We’ve already done some exploring in lightweight composite materials, some of which are being used in wind turbine blades to keep them light and strong, airplane wings for better fuel economy, and even automobile frames. What if we could custom-design the materials themselves to be stronger, such as in 3D printing? On varying scales, 3D printing, following the lightweight designs we find in nature and improving on them, results in some pretty fantastic composite materials. CalTech has been experimenting with nanoscale 3D printing in practically any material. Theoretically, you could 3D nanoprint a steel car frame that is as strong as traditional frames, but at less than a tenth of the weight.

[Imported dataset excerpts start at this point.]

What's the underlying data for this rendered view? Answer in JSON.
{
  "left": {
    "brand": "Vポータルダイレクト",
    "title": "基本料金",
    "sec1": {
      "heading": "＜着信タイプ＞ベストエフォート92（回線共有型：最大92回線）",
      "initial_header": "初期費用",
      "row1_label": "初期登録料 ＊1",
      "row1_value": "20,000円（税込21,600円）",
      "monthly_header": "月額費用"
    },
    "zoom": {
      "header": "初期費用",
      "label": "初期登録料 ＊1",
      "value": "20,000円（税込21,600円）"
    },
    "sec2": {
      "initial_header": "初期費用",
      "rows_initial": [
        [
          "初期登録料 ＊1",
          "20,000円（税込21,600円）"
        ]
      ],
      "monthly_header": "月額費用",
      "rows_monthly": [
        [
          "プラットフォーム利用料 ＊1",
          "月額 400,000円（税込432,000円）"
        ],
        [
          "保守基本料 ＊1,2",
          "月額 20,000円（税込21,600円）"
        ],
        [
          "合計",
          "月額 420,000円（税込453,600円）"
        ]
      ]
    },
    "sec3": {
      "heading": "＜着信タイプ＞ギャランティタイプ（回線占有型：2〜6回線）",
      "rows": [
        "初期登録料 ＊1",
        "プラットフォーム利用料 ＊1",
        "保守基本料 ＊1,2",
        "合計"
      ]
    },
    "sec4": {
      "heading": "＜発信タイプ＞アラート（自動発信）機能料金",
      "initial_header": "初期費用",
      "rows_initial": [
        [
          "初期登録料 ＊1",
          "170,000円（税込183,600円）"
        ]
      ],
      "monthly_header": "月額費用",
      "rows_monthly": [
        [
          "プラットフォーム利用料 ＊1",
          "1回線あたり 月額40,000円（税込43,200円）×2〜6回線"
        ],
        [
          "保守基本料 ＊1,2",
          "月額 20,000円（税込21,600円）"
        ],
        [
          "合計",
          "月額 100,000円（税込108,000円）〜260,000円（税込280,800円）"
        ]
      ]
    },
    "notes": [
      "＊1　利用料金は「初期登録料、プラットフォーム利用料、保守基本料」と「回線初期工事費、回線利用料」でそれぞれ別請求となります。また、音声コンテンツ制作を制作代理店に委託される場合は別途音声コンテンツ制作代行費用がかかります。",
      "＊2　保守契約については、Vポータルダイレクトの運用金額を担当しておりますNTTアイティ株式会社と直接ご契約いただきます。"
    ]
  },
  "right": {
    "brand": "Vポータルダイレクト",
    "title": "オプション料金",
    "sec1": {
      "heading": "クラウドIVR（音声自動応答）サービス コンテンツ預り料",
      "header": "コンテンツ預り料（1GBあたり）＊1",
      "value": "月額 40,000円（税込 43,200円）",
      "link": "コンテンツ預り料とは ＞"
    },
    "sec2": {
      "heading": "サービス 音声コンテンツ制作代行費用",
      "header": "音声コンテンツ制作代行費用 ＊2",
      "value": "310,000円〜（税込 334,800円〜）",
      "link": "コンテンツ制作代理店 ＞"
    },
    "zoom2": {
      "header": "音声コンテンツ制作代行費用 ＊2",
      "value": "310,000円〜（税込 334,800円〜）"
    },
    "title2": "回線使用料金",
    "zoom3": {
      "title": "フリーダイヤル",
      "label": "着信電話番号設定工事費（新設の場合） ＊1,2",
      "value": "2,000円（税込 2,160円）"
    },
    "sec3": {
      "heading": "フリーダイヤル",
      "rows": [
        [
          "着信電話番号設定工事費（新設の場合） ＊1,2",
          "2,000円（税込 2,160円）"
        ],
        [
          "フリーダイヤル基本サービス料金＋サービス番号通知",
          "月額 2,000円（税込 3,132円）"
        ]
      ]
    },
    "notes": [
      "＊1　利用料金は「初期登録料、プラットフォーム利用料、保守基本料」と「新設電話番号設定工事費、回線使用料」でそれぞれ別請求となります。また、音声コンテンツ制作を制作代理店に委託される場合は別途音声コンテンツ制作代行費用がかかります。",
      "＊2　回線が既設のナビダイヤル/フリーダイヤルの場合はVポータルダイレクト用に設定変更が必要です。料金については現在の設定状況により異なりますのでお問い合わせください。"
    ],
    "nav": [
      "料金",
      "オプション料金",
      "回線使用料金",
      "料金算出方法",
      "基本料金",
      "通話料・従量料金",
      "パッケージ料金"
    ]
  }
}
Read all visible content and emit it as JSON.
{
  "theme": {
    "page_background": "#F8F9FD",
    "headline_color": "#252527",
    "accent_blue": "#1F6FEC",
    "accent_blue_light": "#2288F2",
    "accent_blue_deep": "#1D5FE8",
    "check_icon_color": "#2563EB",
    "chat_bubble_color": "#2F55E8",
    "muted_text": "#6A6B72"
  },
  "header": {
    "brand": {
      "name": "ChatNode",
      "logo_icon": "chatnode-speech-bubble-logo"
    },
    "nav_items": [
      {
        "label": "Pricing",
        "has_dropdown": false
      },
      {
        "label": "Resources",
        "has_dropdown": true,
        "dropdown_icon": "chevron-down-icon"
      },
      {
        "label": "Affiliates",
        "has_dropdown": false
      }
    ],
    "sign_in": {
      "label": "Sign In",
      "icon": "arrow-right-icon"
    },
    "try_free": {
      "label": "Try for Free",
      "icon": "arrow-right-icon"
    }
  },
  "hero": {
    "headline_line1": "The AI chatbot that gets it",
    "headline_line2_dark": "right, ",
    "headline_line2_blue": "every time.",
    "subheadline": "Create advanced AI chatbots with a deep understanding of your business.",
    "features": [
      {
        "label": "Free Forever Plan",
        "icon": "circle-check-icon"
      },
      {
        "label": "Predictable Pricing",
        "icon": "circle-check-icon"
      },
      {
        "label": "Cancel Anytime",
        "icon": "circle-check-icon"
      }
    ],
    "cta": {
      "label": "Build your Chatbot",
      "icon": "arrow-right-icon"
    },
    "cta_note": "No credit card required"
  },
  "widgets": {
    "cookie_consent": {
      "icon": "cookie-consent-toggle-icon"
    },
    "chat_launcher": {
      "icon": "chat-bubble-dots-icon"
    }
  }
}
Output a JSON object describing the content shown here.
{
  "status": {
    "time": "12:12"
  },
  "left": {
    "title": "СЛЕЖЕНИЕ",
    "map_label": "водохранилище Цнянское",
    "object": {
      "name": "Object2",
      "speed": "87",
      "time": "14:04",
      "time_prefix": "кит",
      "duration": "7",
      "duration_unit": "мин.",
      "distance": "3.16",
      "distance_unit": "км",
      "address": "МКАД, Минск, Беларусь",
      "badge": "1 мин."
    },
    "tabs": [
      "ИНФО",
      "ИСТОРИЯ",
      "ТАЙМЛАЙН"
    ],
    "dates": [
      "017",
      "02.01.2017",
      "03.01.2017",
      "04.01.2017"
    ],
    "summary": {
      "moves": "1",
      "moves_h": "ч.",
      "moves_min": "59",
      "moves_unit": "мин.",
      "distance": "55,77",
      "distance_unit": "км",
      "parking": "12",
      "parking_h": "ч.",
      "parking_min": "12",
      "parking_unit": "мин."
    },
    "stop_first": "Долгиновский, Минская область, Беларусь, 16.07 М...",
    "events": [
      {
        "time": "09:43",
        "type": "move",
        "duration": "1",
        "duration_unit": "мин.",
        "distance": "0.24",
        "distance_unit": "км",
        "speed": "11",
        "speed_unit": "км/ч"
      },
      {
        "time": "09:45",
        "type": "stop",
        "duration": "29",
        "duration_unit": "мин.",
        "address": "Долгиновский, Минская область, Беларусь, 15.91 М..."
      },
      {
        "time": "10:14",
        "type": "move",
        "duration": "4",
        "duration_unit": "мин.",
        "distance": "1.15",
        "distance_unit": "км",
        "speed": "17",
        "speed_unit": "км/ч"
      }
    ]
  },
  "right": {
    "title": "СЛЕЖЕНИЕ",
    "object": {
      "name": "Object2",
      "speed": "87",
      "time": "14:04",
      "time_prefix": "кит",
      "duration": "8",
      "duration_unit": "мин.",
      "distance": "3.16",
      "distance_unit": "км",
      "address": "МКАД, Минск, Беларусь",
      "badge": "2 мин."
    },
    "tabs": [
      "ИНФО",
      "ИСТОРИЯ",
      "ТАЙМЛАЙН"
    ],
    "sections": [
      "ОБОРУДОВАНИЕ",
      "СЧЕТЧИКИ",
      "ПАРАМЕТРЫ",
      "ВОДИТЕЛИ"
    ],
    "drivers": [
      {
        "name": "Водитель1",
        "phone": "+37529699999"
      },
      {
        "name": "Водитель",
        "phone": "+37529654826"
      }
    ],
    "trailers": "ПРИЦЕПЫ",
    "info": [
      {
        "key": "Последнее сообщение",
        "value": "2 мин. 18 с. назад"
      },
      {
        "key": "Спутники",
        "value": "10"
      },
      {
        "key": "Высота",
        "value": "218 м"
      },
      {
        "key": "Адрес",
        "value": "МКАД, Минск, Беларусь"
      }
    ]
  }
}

Harvard researchers, working on the macroscale, have developed a 3D printing process, the first of its kind to use carbon-fiber-impregnated epoxy resin.
The resulting honeycombed composite is “as stiff as wood, 10 to 20 times stiffer than commercial 3D-printed polymers, and twice as strong as the best printed polymer composites,” according to Harvard researchers. Scaled up to automobile supply levels, any weight reductions would have a huge impact on vehicle fuel economy, without sacrificing safety.